Basically, Tinder used to give you only the distance to a user in the UI, but the exact coordinate location of the user in their API responses. They patched it up and made it so that it only returns the distance in the API as well. And that's when it became really similar to the current Telegram situation. This was before we got our hands on this. However, reading older articles and blog posts about those "times before us" was what gave us the idea. Mostly because it seemed like their fix was not sufficient enough to prevent anyone (assuming they know basic trigonometry) from pinpointing the location just as easily, but with a few extra steps added.

Knowing the distance between you and another user, you could quickly spoof your GPS location to 3 different coordinates that would create 3 circles all intersecting in one small area. You could easily pick coordinates for those circle centers based on the change in distance to the user, so if you picked a bad coordinate for one of the circles, you can adjust and pick a better one based on the feedback you got. E.g., if the first circle center coordinate was 1 mile away, but the second one was 5 miles away, and the third one was even further away, you should probably try re-picking the 2nd and 3rd circle better, since the goal is to not move those far away, but to have them have a similar distance to the user location, just from different directions.

Shortly after, Tinder fixed it in a much smarter way. Instead of assigning each user to a precise location and reporting a distance to them in the API response, they would break up the map into a grid of roughly 1mile by 1mile squares (or maybe hexes or maybe slightly different size? I am very rusty on the actual details of their fix, but the principle is still the same), and then assign each user to one of those squares. So the API would instead give you the distance between the center of the square you are assigned to and the center of their square.

AFAIK, that last approach they used to solve the issue is still unbeaten, and it makes sense as to why, since it is logically pretty robust at its core (plus/minus minor optimizations and improvements, of course).




> Tinder used to give you only the distance to a user in the UI, but the exact coordinate location of the user in their API responses

Wasn’t there another one that just sent out coordinates and left the distance finding to the client?

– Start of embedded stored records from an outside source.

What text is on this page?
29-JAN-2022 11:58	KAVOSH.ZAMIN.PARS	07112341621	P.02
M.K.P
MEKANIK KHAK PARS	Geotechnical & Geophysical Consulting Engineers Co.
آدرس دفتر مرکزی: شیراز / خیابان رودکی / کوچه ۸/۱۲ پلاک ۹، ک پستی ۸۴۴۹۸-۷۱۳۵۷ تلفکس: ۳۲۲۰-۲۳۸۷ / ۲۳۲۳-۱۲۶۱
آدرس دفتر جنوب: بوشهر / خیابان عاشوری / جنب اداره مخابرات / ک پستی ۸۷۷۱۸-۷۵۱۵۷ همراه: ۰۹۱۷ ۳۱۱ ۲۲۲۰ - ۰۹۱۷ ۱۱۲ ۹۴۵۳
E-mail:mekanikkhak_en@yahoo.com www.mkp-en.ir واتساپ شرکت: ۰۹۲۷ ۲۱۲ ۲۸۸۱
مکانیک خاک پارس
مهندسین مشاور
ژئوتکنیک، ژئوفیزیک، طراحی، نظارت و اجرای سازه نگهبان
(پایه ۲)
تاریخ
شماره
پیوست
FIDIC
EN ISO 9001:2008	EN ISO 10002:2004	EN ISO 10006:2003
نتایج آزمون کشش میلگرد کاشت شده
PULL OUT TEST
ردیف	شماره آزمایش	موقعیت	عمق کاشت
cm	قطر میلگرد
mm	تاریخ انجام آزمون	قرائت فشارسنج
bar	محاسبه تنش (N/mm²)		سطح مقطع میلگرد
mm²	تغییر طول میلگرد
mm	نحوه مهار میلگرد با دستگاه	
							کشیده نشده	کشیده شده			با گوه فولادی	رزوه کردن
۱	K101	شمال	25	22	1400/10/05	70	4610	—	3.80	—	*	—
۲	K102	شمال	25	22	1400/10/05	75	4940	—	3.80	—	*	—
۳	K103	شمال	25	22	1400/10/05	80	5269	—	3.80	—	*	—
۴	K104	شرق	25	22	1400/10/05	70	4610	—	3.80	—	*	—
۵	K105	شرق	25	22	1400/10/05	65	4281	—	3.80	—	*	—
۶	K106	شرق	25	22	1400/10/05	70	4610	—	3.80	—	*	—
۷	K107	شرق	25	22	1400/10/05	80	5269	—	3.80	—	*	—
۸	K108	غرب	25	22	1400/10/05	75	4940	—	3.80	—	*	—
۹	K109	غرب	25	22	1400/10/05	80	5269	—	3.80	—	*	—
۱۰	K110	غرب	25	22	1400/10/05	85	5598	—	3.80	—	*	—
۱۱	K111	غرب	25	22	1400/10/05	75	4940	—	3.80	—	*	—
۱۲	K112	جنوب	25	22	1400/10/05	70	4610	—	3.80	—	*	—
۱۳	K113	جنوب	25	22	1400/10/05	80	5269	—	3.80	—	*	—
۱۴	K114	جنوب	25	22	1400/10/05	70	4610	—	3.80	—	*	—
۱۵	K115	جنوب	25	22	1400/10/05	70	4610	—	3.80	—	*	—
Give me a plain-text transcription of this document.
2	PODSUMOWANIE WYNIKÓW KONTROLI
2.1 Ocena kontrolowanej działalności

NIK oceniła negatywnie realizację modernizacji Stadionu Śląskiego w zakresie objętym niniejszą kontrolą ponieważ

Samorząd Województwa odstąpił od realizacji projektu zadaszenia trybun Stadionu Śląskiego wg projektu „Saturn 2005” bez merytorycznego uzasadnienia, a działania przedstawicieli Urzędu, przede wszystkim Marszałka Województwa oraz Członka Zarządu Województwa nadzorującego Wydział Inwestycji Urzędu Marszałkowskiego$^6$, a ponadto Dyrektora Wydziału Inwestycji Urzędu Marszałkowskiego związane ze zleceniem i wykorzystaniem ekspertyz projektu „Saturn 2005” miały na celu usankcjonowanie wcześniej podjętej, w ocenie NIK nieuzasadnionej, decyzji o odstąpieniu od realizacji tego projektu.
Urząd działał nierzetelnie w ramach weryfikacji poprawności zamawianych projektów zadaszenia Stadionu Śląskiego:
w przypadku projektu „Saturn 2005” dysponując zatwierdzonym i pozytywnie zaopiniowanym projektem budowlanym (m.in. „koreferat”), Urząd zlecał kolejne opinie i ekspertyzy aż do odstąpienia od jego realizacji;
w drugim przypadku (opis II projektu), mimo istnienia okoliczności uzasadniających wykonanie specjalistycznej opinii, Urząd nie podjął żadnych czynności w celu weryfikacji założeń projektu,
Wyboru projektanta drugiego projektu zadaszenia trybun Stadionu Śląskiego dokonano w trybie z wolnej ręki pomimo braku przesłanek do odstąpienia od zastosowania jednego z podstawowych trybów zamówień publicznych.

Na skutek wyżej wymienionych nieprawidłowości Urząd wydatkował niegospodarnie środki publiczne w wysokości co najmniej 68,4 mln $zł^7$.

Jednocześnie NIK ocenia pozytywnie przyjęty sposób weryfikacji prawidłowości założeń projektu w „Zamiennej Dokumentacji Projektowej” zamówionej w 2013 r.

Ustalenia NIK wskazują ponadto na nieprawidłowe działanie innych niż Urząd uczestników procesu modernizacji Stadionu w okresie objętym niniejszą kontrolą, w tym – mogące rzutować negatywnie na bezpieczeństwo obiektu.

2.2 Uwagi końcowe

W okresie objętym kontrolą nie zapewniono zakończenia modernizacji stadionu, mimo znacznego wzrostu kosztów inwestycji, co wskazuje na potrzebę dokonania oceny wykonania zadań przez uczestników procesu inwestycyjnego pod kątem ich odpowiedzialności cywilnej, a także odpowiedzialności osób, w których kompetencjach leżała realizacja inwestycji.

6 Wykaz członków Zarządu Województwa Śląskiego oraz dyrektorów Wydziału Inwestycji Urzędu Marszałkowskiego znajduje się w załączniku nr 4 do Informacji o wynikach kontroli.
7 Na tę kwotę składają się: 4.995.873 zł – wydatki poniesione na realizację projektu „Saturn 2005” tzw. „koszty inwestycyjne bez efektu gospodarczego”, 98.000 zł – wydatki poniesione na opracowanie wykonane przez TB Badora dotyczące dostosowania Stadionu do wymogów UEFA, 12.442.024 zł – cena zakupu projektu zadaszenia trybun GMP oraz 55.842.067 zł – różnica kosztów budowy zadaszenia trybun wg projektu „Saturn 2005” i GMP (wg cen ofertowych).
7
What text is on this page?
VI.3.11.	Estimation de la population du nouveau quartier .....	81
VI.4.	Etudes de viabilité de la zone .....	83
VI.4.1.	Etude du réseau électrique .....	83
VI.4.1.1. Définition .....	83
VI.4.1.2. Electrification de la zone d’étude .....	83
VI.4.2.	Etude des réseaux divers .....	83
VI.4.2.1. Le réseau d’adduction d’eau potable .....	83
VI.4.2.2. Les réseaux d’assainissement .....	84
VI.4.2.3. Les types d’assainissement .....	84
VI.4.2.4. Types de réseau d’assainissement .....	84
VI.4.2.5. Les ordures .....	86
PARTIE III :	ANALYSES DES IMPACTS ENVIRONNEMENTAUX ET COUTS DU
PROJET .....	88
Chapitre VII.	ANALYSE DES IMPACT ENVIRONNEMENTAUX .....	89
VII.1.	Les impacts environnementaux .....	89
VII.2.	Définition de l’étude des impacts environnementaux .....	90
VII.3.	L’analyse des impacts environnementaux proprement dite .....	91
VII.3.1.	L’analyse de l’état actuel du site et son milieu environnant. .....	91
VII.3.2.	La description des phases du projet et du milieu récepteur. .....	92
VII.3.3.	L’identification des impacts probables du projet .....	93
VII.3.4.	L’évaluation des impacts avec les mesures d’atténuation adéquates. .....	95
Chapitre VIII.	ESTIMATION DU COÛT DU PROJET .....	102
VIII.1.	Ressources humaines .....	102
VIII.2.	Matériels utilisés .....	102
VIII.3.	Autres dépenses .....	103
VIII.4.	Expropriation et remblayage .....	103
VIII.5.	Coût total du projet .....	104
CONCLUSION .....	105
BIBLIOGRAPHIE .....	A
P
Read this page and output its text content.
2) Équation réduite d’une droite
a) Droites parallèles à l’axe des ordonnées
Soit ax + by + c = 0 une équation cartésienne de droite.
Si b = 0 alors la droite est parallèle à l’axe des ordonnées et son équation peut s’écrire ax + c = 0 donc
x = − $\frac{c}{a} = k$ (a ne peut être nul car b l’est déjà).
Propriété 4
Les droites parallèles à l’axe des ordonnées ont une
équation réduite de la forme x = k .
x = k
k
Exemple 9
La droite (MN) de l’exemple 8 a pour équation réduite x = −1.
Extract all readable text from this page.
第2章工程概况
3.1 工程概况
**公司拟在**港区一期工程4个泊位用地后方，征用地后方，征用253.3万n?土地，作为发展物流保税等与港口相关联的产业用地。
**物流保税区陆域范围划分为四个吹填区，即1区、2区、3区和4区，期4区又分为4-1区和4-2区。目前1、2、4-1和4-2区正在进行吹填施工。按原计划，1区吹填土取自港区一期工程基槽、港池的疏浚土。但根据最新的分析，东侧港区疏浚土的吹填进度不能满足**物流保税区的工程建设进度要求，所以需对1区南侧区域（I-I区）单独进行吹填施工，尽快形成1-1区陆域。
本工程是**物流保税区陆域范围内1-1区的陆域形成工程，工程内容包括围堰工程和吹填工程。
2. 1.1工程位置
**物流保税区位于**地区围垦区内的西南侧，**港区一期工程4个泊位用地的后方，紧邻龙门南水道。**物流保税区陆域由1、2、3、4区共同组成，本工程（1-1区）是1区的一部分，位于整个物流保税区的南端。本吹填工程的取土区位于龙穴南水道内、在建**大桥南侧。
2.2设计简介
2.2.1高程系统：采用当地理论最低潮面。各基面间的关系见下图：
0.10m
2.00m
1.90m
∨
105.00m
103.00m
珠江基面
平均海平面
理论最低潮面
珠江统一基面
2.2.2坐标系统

No idea about other apps, as it was all done purely for fun and for learning purposes, so we didn't really have any interest in potentially implementing the exact same thing but for different apps. Especially since there is no real fun or learning happening when the API just spits out the exact coordinates back at you. To clarify, this was already patched by the time we set our sights on it.

>another one that just sent out coordinates and left the distance finding to the client

That's exactly what Tinder used to do back then, they simply sent out the coordinates and left distance calculations to the client. Given that Tinder (being one of the most popular dating platforms that was also known to be one of the most "tech-forward" ones) did that, I have zero doubt that some other dating platforms could have been using similar methods for determining the distance between users around that time.